Lonergan, Jesse (Author)
Nov 2009. 104 p. NBM/ComicsLit, paperback, $10.95. (9781561635702). 741.5.
Lonergan’s clean, sharp lines, minimal backgrounds, and pure black and white (no grays, not even via shading) make another story of a youthful, probably temporary relationship vivid and affecting. Whereas Flower and Fade (2007) recounted a six-month love affair, this book portrays a cross-cultural friendship within a two-year Peace Corps stint. While American Joe is in Turkmenistan, a former Soviet republic ruled by a quixotic strongman, he makes a good friend in English-proficient Azat.
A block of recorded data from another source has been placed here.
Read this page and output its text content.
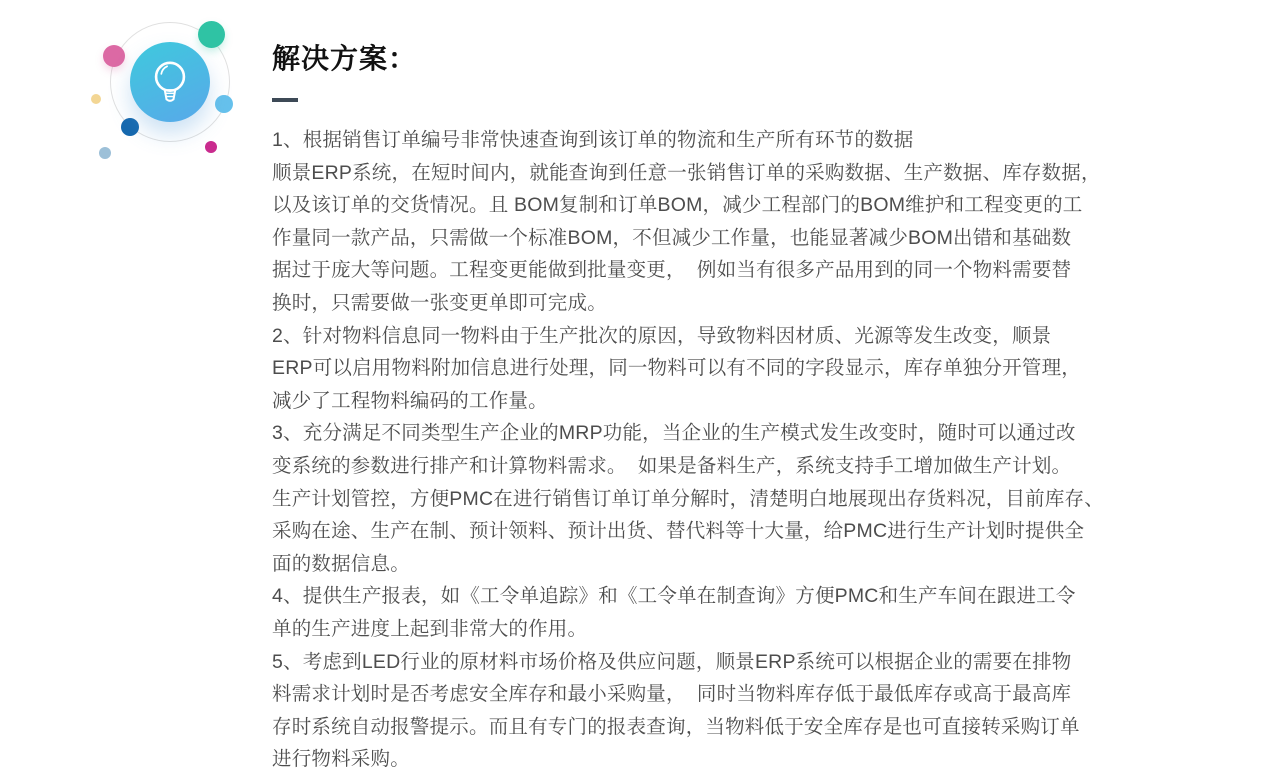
解决方案：
1、根据销售订单编号非常快速查询到该订单的物流和生产所有环节的数据
顺景ERP系统，在短时间内，就能查询到任意一张销售订单的采购数据、生产数据、库存数据，
以及该订单的交货情况。且 BOM复制和订单BOM，减少工程部门的BOM维护和工程变更的工
作量同一款产品，只需做一个标准BOM，不但减少工作量，也能显著减少BOM出错和基础数
据过于庞大等问题。工程变更能做到批量变更，  例如当有很多产品用到的同一个物料需要替
换时，只需要做一张变更单即可完成。
2、针对物料信息同一物料由于生产批次的原因，导致物料因材质、光源等发生改变，顺景
ERP可以启用物料附加信息进行处理，同一物料可以有不同的字段显示，库存单独分开管理，
减少了工程物料编码的工作量。
3、充分满足不同类型生产企业的MRP功能，当企业的生产模式发生改变时，随时可以通过改
变系统的参数进行排产和计算物料需求。  如果是备料生产，系统支持手工增加做生产计划。
生产计划管控，方便PMC在进行销售订单订单分解时，清楚明白地展现出存货料况，目前库存、
采购在途、生产在制、预计领料、预计出货、替代料等十大量，给PMC进行生产计划时提供全
面的数据信息。
4、提供生产报表，如《工令单追踪》和《工令单在制查询》方便PMC和生产车间在跟进工令
单的生产进度上起到非常大的作用。
5、考虑到LED行业的原材料市场价格及供应问题，顺景ERP系统可以根据企业的需要在排物
料需求计划时是否考虑安全库存和最小采购量，  同时当物料库存低于最低库存或高于最高库
存时系统自动报警提示。而且有专门的报表查询，当物料低于安全库存是也可直接转采购订单
进行物料采购。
Like everyone else’s in Turkmenistan, it seems, Azat’s image of America derives from movies and TV. At least he understands when Joe corrects his misapprehensions, and his indefatigable optimism ensures his bouncing back when Joe bursts the bubbles, particularly the get-rich-quick schemes, which Azat inflates by trying to apply “American” thinking to Turkmeni reality. The country being Muslim, nobody dates, but there are a lot of weddings and even more vodka-slamming with the guys—practices that culminate in Azat’s bewildering to Joe but characteristically raucous wedding the day before a black-eyed Joe (Azat’s truculent older brother finally clocks him) must leave. Altogether excellent.